Los guardias se perdieron en lo espeso de la cueva y el eco de sus botas se confundió con el de los cerrojos. Al poco le trajeron al de Reus. Conservaba la soberbia en su rostro y los anteojos le daban cierto aire distinguido. «Nombre».

—Juan Montseny.

—Domicilio.

—Calle Cristóbal Bordiú.

—Número.

—Tapado con barro.

Entonces, el teniente Beltrán lanzó su mano abierta, y le cruzó el rostro. Los lentes cayeron y el teniente Beltrán los pisó hasta hacer crujir el suelo de cristales. Juan Montseny, el mismo que se hacía llamar Federico Urales, mantuvo el perfil erguido y la mirada fija en el resplandor de plomo que le bañaba por completo.

—Cuéntame tus relaciones con el Isidro Ibarra, uno que ahora es tranviero y que vive unas cuadras más arriba de tu hotelito.

—No sé de quién me habla.

—Vaya, vaya, con el soplón de Montjuïc. Perdió la memoria. —Y el teniente Beltrán lanza el revés de su mano, otra vez, contra el rostro.

Los ojos del detenido emitieron un destello de rabia. Entonces de la calle llegó el alboroto. Las pisadas sobre el adoquinado. Como si arriba de las cabezas, alguien martillease a conciencia. Por lo que llegaba hasta sus oídos, el teniente Beltrán supo que traían detenido al hombre de la chistera.
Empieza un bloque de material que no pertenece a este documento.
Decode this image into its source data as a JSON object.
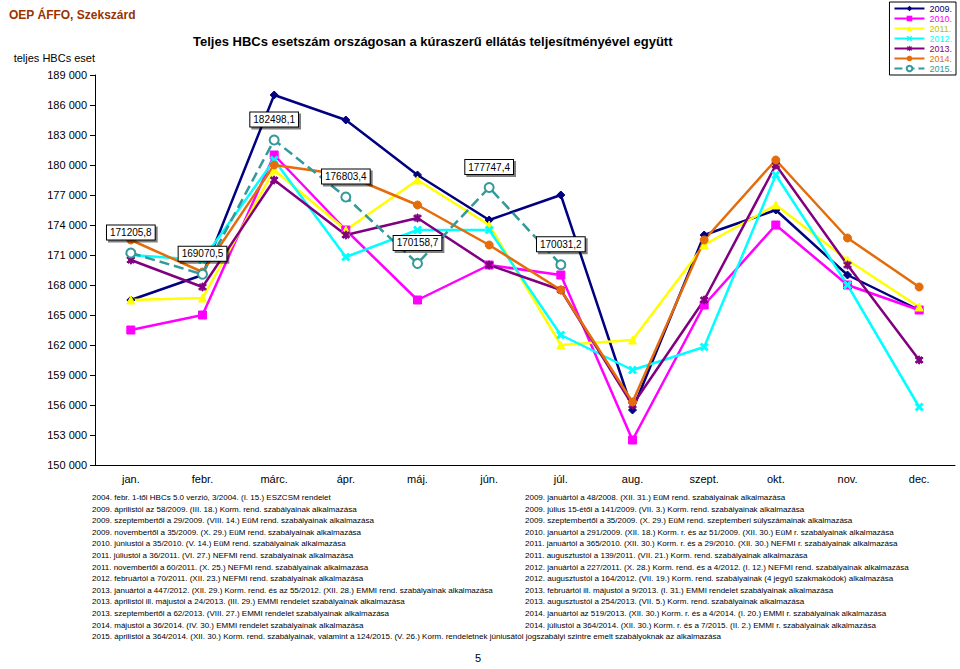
{
  "chart_data": {
    "type": "line",
    "source": "OEP ÁFFO, Szekszárd",
    "title": "Teljes HBCs esetszám országosan a kúraszerű ellátás teljesítményével együtt",
    "y_label": "teljes HBCs eset",
    "categories": [
      "jan.",
      "febr.",
      "márc.",
      "ápr.",
      "máj.",
      "jún.",
      "júl.",
      "aug.",
      "szept.",
      "okt.",
      "nov.",
      "dec."
    ],
    "ylim": [
      150000,
      189000
    ],
    "yticks": [
      {
        "value": 150000,
        "label": "150 000"
      },
      {
        "value": 153000,
        "label": "153 000"
      },
      {
        "value": 156000,
        "label": "156 000"
      },
      {
        "value": 159000,
        "label": "159 000"
      },
      {
        "value": 162000,
        "label": "162 000"
      },
      {
        "value": 165000,
        "label": "165 000"
      },
      {
        "value": 168000,
        "label": "168 000"
      },
      {
        "value": 171000,
        "label": "171 000"
      },
      {
        "value": 174000,
        "label": "174 000"
      },
      {
        "value": 177000,
        "label": "177 000"
      },
      {
        "value": 180000,
        "label": "180 000"
      },
      {
        "value": 183000,
        "label": "183 000"
      },
      {
        "value": 186000,
        "label": "186 000"
      },
      {
        "value": 189000,
        "label": "189 000"
      }
    ],
    "grid": false,
    "legend": "top-right",
    "series": [
      {
        "name": "2009.",
        "color": "#000080",
        "marker": "diamond",
        "line_style": "solid",
        "values": [
          166500,
          169000,
          187000,
          184500,
          179000,
          174500,
          177000,
          155500,
          173000,
          175500,
          169000,
          165500
        ]
      },
      {
        "name": "2010.",
        "color": "#FF00FF",
        "marker": "square",
        "line_style": "solid",
        "values": [
          163500,
          165000,
          181000,
          173500,
          166500,
          170000,
          169000,
          152500,
          166000,
          174000,
          168000,
          165500
        ]
      },
      {
        "name": "2011.",
        "color": "#FFFF00",
        "marker": "triangle",
        "line_style": "solid",
        "values": [
          166500,
          166700,
          179500,
          173500,
          178500,
          174000,
          162000,
          162500,
          172000,
          176000,
          170500,
          165800
        ]
      },
      {
        "name": "2012.",
        "color": "#00FFFF",
        "marker": "x",
        "line_style": "solid",
        "values": [
          171000,
          170500,
          180500,
          170800,
          173500,
          173500,
          163000,
          159500,
          161800,
          179000,
          168000,
          155800
        ]
      },
      {
        "name": "2013.",
        "color": "#800080",
        "marker": "star",
        "line_style": "solid",
        "values": [
          170500,
          167800,
          178500,
          173000,
          174700,
          170000,
          167500,
          156000,
          166500,
          180000,
          170000,
          160500
        ]
      },
      {
        "name": "2014.",
        "color": "#E46C0A",
        "marker": "circle",
        "line_style": "solid",
        "values": [
          172500,
          169300,
          180000,
          179000,
          176000,
          172000,
          167500,
          156300,
          172500,
          180500,
          172700,
          167800
        ]
      },
      {
        "name": "2015.",
        "color": "#339999",
        "marker": "circle-open",
        "line_style": "dashed",
        "data_labels": true,
        "values": [
          171205.8,
          169070.5,
          182498.1,
          176803.4,
          170158.7,
          177747.4,
          170031.2,
          null,
          null,
          null,
          null,
          null
        ],
        "value_labels": [
          "171205,8",
          "169070,5",
          "182498,1",
          "176803,4",
          "170158,7",
          "177747,4",
          "170031,2",
          null,
          null,
          null,
          null,
          null
        ]
      }
    ],
    "footnotes_left": [
      "2004. febr. 1-től HBCs 5.0 verzió, 3/2004. (I. 15.) ESZCSM rendelet",
      "2009. áprilistól az 58/2009. (III. 18.) Korm. rend. szabályainak alkalmazása",
      "2009. szeptembertől a 29/2009. (VIII. 14.) EüM rend. szabályainak alkalmazása",
      "2009. novembertől a 35/2009. (X. 29.) EüM rend. szabályainak alkalmazása",
      "2010. júniustól a 35/2010. (V. 14.) EüM rend. szabályainak alkalmazása",
      "2011. júliustól a 36/2011. (VI. 27.) NEFMI rend. szabályainak alkalmazása",
      "2011. novembertől a 60/2011. (X. 25.) NEFMI rend. szabályainak alkalmazása",
      "2012. februártól a 70/2011. (XII. 23.) NEFMI rend. szabályainak alkalmazása",
      "2013. januártól a 447/2012. (XII. 29.) Korm. rend. és az 55/2012. (XII. 28.) EMMI rend. szabályainak alkalmazása",
      "2013. áprilistól ill. májustól a 24/2013. (III. 29.) EMMI rendelet szabályainak alkalmazása",
      "2013. szeptembertől a 62/2013. (VIII. 27.) EMMI rendelet szabályainak alkalmazása",
      "2014. májustól a 36/2014. (IV. 30.) EMMI rendelet szabályainak alkalmazása"
    ],
    "footnotes_right": [
      "2009. januártól a 48/2008. (XII. 31.) EüM rend. szabályainak alkalmazása",
      "2009. július 15-étől a 141/2009. (VII. 3.) Korm. rend. szabályainak alkalmazása",
      "2009. szeptembertől a 35/2009. (X. 29.) EüM rend. szeptemberi súlyszámainak alkalmazása",
      "2010. januártól a 291/2009. (XII. 18.) Korm. r. és az 51/2009. (XII. 30.) EüM r. szabályainak alkalmazása",
      "2011. januártól a 365/2010. (XII. 30.) Korm. r. és a 29/2010. (XII. 30.) NEFMI r. szabályainak alkalmazása",
      "2011. augusztustól a 139/2011. (VII. 21.) Korm. rend. szabályainak alkalmazása",
      "2012. januártól a 227/2011. (X. 28.) Korm. rend. és a 4/2012. (I. 12.) NEFMI rend. szabályainak alkalmazása",
      "2012. augusztustól a 164/2012. (VII. 19.) Korm. rend. szabályainak (4 jegyű szakmakódok) alkalmazása",
      "2013. februártól ill. májustól a 9/2013. (I. 31.) EMMI rendelet szabályainak alkalmazása",
      "2013. augusztustól a 254/2013. (VII. 5.) Korm. rend. szabályainak alkalmazása",
      "2014. januártól az 519/2013. (XII. 30.) Korm. r. és a 4/2014. (I. 20.) EMMI r. szabályainak alkalmazása",
      "2014. júliustól a 364/2014. (XII. 30.) Korm. r. és a 7/2015. (II. 2.) EMMI r. szabályainak alkalmazása"
    ],
    "footnote_full": "2015. áprilistól a 364/2014. (XII. 30.) Korm. rend. szabályainak, valamint a 124/2015. (V. 26.) Korm. rendeletnek júniusától jogszabályi szintre emelt szabályoknak az alkalmazása",
    "page_number": "5"
  }
}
Con los ojos hechos a lo oscuro, subió la escalera de dos en dos, poniéndose raudo en el pasillo. A pesar de la penumbra, en cuanto le vio supo que no era el mismo. Se trataba de un extranjero que dijo llamarse Hamilton, Roberto Hamilton o algo así. Parecía bebido y, según contaba el cabo de la Guardia Civil que le tenía esposado, le había visto en la estación del Mediodía, vagando por los andenes y sin decidirse a comprar billete. Le pareció el sospechoso que andaban buscando.

—De camino aquí tuve que pedir refuerzos. Le quisieron linchar.

El teniente Beltrán no atendió toda la exposición. Ordenó que cogieran al Urales y a todos los demás presos y los condujeran a la Modelo.

—Aquí no cabe una liendre.

—Sí, señor.

—A todos menos al Pepe Cuesta.

—Sí, señor.

Cuando entró en su despacho se encontró en su puesto al escribiente.

—Le he dicho que no está en casa de su puta madre. Retire los pies de la mesa.

El hombrecillo empequeñeció por instantes, hasta hacerse tan diminuto que las gafas le venían holgadas. Entonces se las sujetó con el dedo, sobre la nariz, y corrigió su postura. Cuando el teniente Beltrán le pidió explicaciones por su ausencia, el de los manguitos le contó que había recibido orden urgente del gobernador para ir al Retiro y escribir un letrero en un árbol.

—¿Qué? ¿Cómo que un letrero? —El teniente Beltrán puso el punto al interrogante de sus pupilas, hundiéndolas como el plomo sobre aquel escribiente que le había tocado en suerte—. ¿Qué?

Al hombrecito le temblaron las piernas. Miraba a su superior con los ojos arrugados tras sus lentes de aumento. Entonces le volvió a contar lo mismo, pero exponiendo con más detalle.

—Sí, un letrero, como los que hacen los enamorados. Por orden del gobernador, en el paseo de Lamos, en el arbusto que hace el sexto de la primera fila, a la altura de un metro aproximadamente de su tronco, me tocó hacer un vaciado como de medio centímetro de profundidad, a navaja. Y en el mismo poner una inscripción y luego pasar el lápiz. «Que se vea bien», me ordenó el gobernador, y por eso me pareció lo más propio remarcar con lápiz.

—Ya.

El teniente Beltrán salió a la puerta y alcanzó con la vista el fondo del pasillo, y más allá todavía. Luego volteó con la pregunta:

—Y ¿qué decía el letrero?

—«Ejecutado será Alfonso XIII el día de su enlace. Un irredento». Y en el lado izquierdo y, en perpendicular, la palabra «Dinamita». Y luego encima del rótulo una calavera cruzada con una cruz. Han hecho fotos y todo.

El teniente Beltrán volvió a perder su mirada al fondo del pasillo y más allá todavía, donde se cocinaba una versión oficial que favorecería a los anarquistas. El plato aún estaba crudo, pero después del fuego y del aliño, las pruebas que apuntaban a un loco enamorado tendrían el sabor conveniente. Al no poderlo evitar, todos pasaban a ser cómplices del aderezo. El teniente Beltrán acentuó la mueca de asco y escupió al suelo.